Uniaxial loading/unloading of a viscoelastic material (VHB 4910)

This example shows how to implement a constitutive material model for rubber viscoelastic materials using a strain energy density function coupled with an ODE for an internal (state) variable [1]. The ODE is discretized using a backward-Euler scheme and the resulting nonlinear algebraic equations for the internal variable are solved using Newton’s method [2].

import tensortrax as tr
import tensortrax.math as tm

import felupe as fem


@fem.isochoric_volumetric_split
def viscoelastic_two_potential(C, ζn, dt, μ, α, m, a, η0, ηinf, β, K):
    # extract old state variables
    I = tm.base.eye(C)
    Cvn = tm.special.from_triu_1d(ζn, like=C) + I

    def invariants(Cv, C):
        "Invariants of the elastic and viscous parts of the deformation."
        Ce = C @ tm.linalg.inv(Cv)

        I1e = tm.trace(Ce)
        I1v = tm.trace(Cv)
        I2e = (I1e**2 - tm.trace(Ce @ Ce)) / 2

        return I1e, I1v, I2e

    def evolution(Cv, Cvn, C, ξ=1e-10):
        "Evolution equation for the internal (state) variable Cv."
        I1e, I1v, I2e = invariants(Cv, C)
        J2Neq = (I1e**2 / 3 - I2e) * sum(
            [3 ** (1 - a[r]) * m[r] * I1e ** (a[r] - 1) for r in [0, 1]]
        ) ** 2
        u = [3 ** (1 - a[r]) * m[r] * I1e ** (a[r] - 1) for r in [0, 1]]
        ηK = ηinf + (η0 - ηinf + K[0] * (I1v ** β[0] - 3 ** β[0])) / (
            1 + (K[1] * J2Neq + ξ) ** β[1]
        )
        G = sum(u) / ηK * tm.special.dev(C @ tm.linalg.inv(Cv)) @ Cv
        return G - (Cv - Cvn) / dt

    # update the state variables
    Cv = fem.newtonrhapson(
        x0=Cvn,
        fun=tr.function(evolution, ntrax=C.ntrax),
        jac=tr.jacobian(evolution, ntrax=C.ntrax),
        solve=fem.math.solve_2d,
        args=(Cvn, C.x),
        verbose=0,
    ).x

    # invariants of the (elastic and viscous) right Cauchy-Green deformation tensor
    I1 = tm.trace(C)
    I1e, I1v, I2e = invariants(Cv, C)

    # strain energy functions of the equilibrium and non-equilibrium parts
    p = [0, 1]
    ψEq = [3 ** (1 - α[r]) / (2 * α[r]) * μ[r] * (I1 ** α[r] - 3 ** α[r]) for r in p]
    ψNEq = [3 ** (1 - a[r]) / (2 * a[r]) * m[r] * (I1e ** a[r] - 3 ** a[r]) for r in p]
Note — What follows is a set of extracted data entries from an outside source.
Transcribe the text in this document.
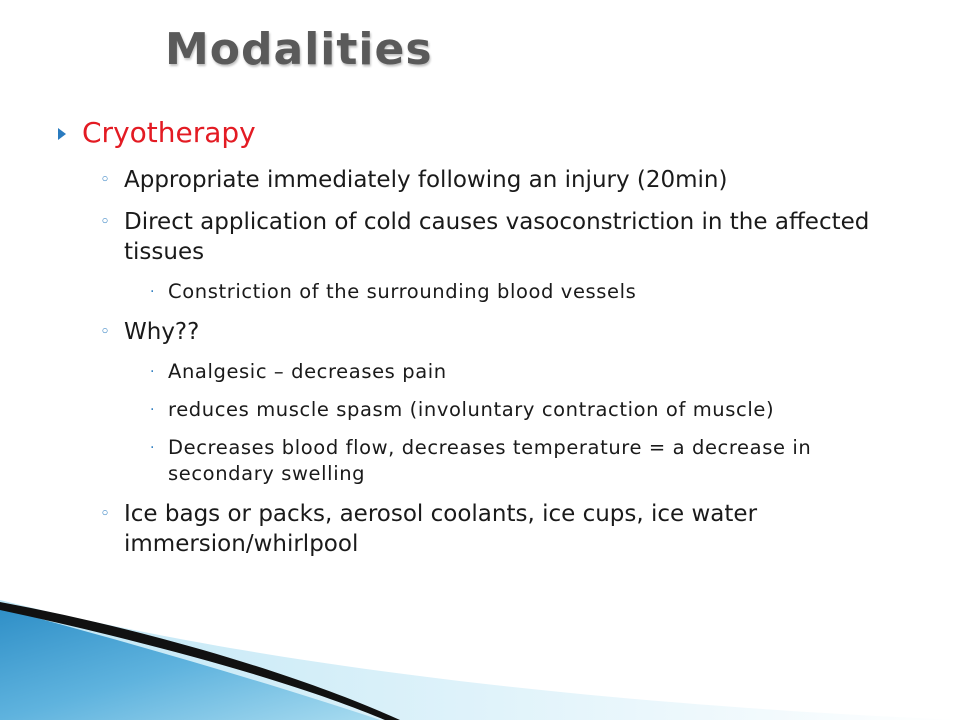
Modalities
Cryotherapy
◦ Appropriate immediately following an injury (20min)
◦ Direct application of cold causes vasoconstriction in the affected tissues
· Constriction of the surrounding blood vessels
◦ Why??
· Analgesic – decreases pain
· reduces muscle spasm (involuntary contraction of muscle)
· Decreases blood flow, decreases temperature = a decrease in secondary swelling
◦ Ice bags or packs, aerosol coolants, ice cups, ice water immersion/whirlpool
    return sum(ψEq) + sum(ψNEq), tm.special.triu_1d(Cv - I)


dt_vals = 4.0

umat = fem.Hyperelastic(
    viscoelastic_two_potential,
    nstatevars=6,
    dt=dt_vals,
    μ=[13.54, 1.08],
    α=[1.0, -2.474],
    m=[5.42, 20.78],
    a=[-10, 1.948],
    η0=7014.0,
    ηinf=0.1,
    β=[1.852, 0.26],
    K=[3507.0, 1.0],
    # parallel=True,
)

mesh = fem.Cube(n=2)
region = fem.RegionHexahedron(mesh)
field = fem.FieldContainer([fem.Field(region, dim=3)])
boundaries, loadcase = fem.dof.uniaxial(field, clamped=False)

solid = fem.SolidBodyNearlyIncompressible(umat, field, bulk=5000)

ldot = 0.05
lfinal = 3.0
tfinal = (lfinal - 1.0) / ldot
num_steps = tfinal / dt_vals
move = fem.math.linsteps([0.0, lfinal - 1.00, 0.358], num=int(num_steps) + 1)

step = fem.Step(items=[solid], ramp={boundaries["move"]: move}, boundaries=boundaries)
job = fem.CharacteristicCurve(steps=[step], boundary=boundaries["move"])
job.evaluate(tol=1e-2)

fig, ax = job.plot(
    xlabel=r"Displacement $u$ in mm $\longrightarrow$",
    ylabel=r"Normal Force $F$ in N $\longrightarrow$",
    marker="x",
)
ax.set_title("Uniaxial loading/unloading\n of a viscoelastic material (VHB 4910)")
solid.plot("Principal Values of Cauchy Stress").show()

Static Scene

Interactive Scene

References

[1]

A. Kumar and O. Lopez-Pamies, “On the two-potential constitutive modeling of rubber viscoelastic materials”, Comptes Rendus. Mécanique, vol. 344, no. 2. Cellule MathDoc/Centre Mersenne, pp. 102–112, Jan. 26, 2016. doi: 10.1016/j.crme.2015.11.004.

[2]

B. Shrimali, K. Ghosh and O. Lopez-Pamies “The Nonlinear Viscoelastic Response of Suspensions of Vacuous Bubbles in Rubber: I — Gaussian Rubber with Constant Viscosity”, Journal of Elasticity, vol. 153, pp. 479-508 (2023), Nov. 30, 2021. doi: 10.1007/s10659-021-09868-y.